If this happens to you, take a deep breath. And relax - you have company. A 2012 study by the National Student Clearinghouse and Indiana University shows that nearly one third of all college students transfer at least once before earning their degrees. And transferring isn't just for freshmen: 22 percent transfer in their fourth or fifth years. What once was considered "flighty" has become mainstream.

It comes down to fit. Student success is highly correlated to the level of satisfaction and engagement in the college experience. Finding the right fit is the key to happiness in every area of college life: academic, social, physical, psychological and spiritual.

The reasons behind student transfers are as varied as the students themselves, but the biggest drivers are the size and/or location of the campus, the social scene, the academic program (availability of desired major and level of rigor) and the distance from home. Your first job as a parent is to determine the core of the problem.

Of course, most students need some help adjusting to college life. At Queens, a program called "Transition to University" helps freshmen deal with the realities of increased academic expectations, making new friends and being away from home. Universities offer this type of programming because the issues are real. But they can be overcome.
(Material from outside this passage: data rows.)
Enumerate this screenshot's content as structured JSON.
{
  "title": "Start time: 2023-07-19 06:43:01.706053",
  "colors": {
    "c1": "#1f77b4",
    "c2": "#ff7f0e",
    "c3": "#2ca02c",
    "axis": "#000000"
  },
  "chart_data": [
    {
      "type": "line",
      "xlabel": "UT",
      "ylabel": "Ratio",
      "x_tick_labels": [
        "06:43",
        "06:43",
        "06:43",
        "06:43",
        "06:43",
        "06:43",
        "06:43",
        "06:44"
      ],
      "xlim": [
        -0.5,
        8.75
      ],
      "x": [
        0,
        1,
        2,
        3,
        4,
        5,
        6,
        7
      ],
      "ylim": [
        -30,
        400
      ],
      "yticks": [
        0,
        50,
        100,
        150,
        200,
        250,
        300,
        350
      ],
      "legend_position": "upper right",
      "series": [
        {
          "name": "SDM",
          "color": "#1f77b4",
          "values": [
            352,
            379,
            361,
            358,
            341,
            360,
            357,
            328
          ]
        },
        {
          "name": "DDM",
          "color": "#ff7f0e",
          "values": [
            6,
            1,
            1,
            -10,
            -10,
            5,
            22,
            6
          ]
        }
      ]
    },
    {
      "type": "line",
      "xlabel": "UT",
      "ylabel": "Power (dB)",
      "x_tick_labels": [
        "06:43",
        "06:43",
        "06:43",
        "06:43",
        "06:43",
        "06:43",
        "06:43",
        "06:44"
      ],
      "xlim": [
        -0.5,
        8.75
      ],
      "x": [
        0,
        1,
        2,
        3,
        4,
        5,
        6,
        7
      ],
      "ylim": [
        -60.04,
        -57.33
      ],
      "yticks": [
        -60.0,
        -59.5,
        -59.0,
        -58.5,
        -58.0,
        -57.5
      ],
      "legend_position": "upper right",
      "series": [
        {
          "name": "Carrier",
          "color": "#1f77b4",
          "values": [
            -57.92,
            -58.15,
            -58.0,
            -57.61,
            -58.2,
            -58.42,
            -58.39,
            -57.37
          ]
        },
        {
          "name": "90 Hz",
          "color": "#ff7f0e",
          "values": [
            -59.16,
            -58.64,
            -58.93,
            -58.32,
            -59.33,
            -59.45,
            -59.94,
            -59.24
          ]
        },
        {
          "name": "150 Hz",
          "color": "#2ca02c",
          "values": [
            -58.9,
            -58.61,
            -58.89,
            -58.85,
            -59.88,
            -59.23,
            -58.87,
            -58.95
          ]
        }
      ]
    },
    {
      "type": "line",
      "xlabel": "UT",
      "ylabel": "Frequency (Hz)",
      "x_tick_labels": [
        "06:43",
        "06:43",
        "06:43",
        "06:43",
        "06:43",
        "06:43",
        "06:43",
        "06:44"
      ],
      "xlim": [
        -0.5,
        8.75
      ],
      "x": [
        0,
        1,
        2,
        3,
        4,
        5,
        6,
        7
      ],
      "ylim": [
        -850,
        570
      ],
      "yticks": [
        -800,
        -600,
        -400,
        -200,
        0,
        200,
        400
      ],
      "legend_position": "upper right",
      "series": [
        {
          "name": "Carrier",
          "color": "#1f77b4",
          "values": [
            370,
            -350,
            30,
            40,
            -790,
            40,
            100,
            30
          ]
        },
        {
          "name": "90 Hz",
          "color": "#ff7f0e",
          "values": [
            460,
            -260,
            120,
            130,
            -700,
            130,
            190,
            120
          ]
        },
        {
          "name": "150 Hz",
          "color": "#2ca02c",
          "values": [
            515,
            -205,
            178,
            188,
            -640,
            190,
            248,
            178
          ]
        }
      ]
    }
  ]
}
In fact, transition issues can present an opportunity for your student to develop perseverance and problem solving skills. Before you seriously consider a move, help her tap into resources like faculty advisors, residence assistants and the counseling center. She shouldn't give up easily.

After all that, if it turns out the fit just isn't right, so be it. Universities are well equipped to help your student (and you) navigate this unexpected turn in the road. In fact, most admissions offices have counselors dedicated to transfer students, and it's not unusual for transfers to make up more than 10 percent of the new faces on campuses each year.
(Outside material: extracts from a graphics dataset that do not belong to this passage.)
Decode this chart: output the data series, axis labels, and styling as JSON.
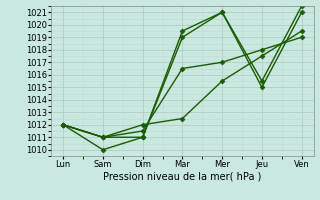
{
  "title": "",
  "xlabel": "Pression niveau de la mer( hPa )",
  "xlim": [
    -0.3,
    6.3
  ],
  "ylim": [
    1009.5,
    1021.5
  ],
  "yticks": [
    1010,
    1011,
    1012,
    1013,
    1014,
    1015,
    1016,
    1017,
    1018,
    1019,
    1020,
    1021
  ],
  "xtick_labels": [
    "Lun",
    "Sam",
    "Dim",
    "Mar",
    "Mer",
    "Jeu",
    "Ven"
  ],
  "xtick_positions": [
    0,
    1,
    2,
    3,
    4,
    5,
    6
  ],
  "background_color": "#c8e8e0",
  "grid_color_major": "#b0c8c0",
  "grid_color_minor": "#c0d8d0",
  "line_color": "#1a5c00",
  "series": [
    [
      1012,
      1011,
      1011,
      1019,
      1021,
      1015,
      1021
    ],
    [
      1012,
      1010,
      1011,
      1019.5,
      1021,
      1015.5,
      1021.5
    ],
    [
      1012,
      1011,
      1011.5,
      1016.5,
      1017,
      1018,
      1019
    ],
    [
      1012,
      1011,
      1012,
      1012.5,
      1015.5,
      1017.5,
      1019.5
    ]
  ],
  "marker": "D",
  "marker_size": 2.5,
  "line_width": 1.0,
  "tick_fontsize": 6,
  "xlabel_fontsize": 7
}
You don't need to start from scratch. Give some renewed attention to the schools that were second, third and even fourth on her list. Do they make more sense now, given what she's determined is important to her?
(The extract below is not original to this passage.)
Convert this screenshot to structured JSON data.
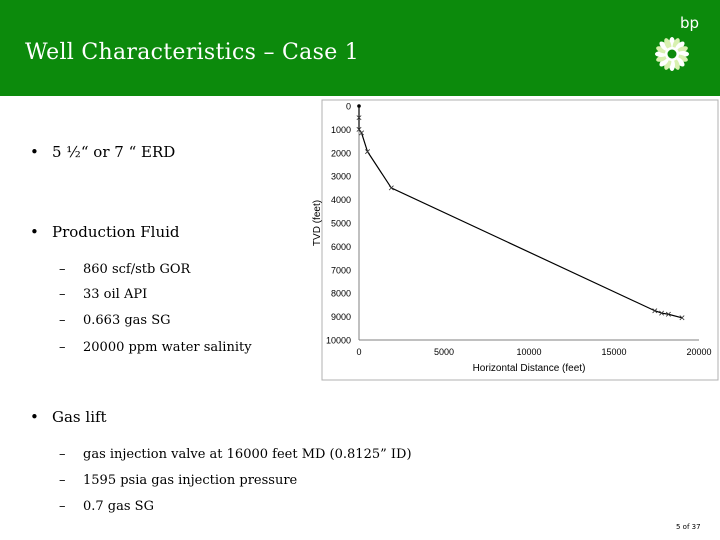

The good news is your student will be savvier this time around. She should have a well-developed set of questions and criteria, because now she knows more about what she really likes, wants and needs, as well as what she doesn't.

Go back for some visits, or at least make some calls to learn about the steps your student needs to take to transfer. Today's students transfer in the spring (yes, thousands of students switch colleges each January; it's a great time to get a fresh start), summer and fall.

Here is the most important point: we all want students to be successful. Transferring to another school for the right reasons puts thousands of students each year on a better path to success. Institutional fit is critically important, and sometimes that means taking a new road.

As Robert Frost (who was a transfer student) so beautifully stated, "I took the one less traveled by, and that has made all the difference."

Brian Ralph, PhD, is formerly the Vice President for Enrollment Management at Queens University of Charlotte.